SAGAN – É uma ciência e não uma especulação porque podemos fazer algo concreto para obter respostas. Podemos enviar espaçonaves a outros mundos e mesmo em Marte creio que não está totalmente excluída a possibilidade de existir vida microbiológica. Também podemos usar imensos radiotelescópios para captar sons e, eventualmente, mensagens de outros mundos. Mesmo que essa busca, por muito tempo, e por vários mundos, leve à conclusão de que não há vida, não teremos perdido nosso tempo. Teremos, pelo contrário, descoberto algo muito importante: que a vida, como a conhecemos, é raríssima, talvez única. Isto, em si, é uma resposta preciosa. E, afinal, se não encontrarmos sinais de vida no Universo é ainda possível supor que civilizações inteligentes se tenham destruído antes de chegar à capacidade tecnológica de comunicação interplanetária – algo como o que nos preocupa no momento em relação à Terra.
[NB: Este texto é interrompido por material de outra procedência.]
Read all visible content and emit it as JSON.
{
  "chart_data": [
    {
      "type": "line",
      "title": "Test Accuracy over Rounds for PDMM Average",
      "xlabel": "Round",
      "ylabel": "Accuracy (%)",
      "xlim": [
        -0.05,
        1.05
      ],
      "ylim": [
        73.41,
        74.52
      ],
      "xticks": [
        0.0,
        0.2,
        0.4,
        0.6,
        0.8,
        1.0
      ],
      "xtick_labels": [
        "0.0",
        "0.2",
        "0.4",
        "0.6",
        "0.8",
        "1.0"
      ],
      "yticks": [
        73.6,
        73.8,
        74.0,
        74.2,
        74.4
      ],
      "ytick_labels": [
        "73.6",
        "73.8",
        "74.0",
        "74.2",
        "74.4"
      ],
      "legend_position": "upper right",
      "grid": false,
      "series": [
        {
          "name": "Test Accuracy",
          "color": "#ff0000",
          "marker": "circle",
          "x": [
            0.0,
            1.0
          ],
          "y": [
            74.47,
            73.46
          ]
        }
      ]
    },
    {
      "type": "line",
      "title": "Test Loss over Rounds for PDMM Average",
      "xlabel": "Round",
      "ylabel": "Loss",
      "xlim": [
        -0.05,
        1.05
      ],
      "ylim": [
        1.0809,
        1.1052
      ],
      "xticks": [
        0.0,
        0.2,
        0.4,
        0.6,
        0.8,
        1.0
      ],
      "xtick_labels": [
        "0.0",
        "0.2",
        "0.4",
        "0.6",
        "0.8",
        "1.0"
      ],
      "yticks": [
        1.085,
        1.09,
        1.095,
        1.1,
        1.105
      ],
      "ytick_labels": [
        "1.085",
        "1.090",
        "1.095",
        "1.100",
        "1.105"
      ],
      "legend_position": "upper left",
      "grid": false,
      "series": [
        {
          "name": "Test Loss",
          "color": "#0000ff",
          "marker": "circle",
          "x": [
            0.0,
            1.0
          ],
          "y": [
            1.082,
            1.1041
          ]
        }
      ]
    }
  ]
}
VEJA – As pessoas comuns desconfiam dos cientistas?
SAGAN – A ciência gerou quase todas as facilidades da vida moderna e melhorou consideravelmente a condição da existência humana, mas criou também os instrumentos para a destruição em massa. Desde criança, vemos na figura do cientista aquele estereótipo do maluco e é fácil culpá-lo pelo desenvolvimento de armas atômicas. Mas o emprego dessas armas está nas mãos dos políticos e dos militares, e a eles devemos dirigir nossas preocupações. Além disso, a ciência lida com o mundo como ele é e não como gostaríamos que fosse. Um exemplo desse conflito é o debate entre o evolucionismo darwiniano e a teoria bíblica da criação. É cômoda a ideia de que o mundo foi criado há 6 000 anos por um deus benigno e que tudo se passou exatamente como descreve o livro do Gênesis. Ocorre que os fatos não correspondem a essa versão e as pessoas muito apegadas à Bíblia têm uma razão adicional para desconfiar da ciência. Temos que lidar com o mundo real e não com uma história velha que era ciência para os babilônios, não para nós.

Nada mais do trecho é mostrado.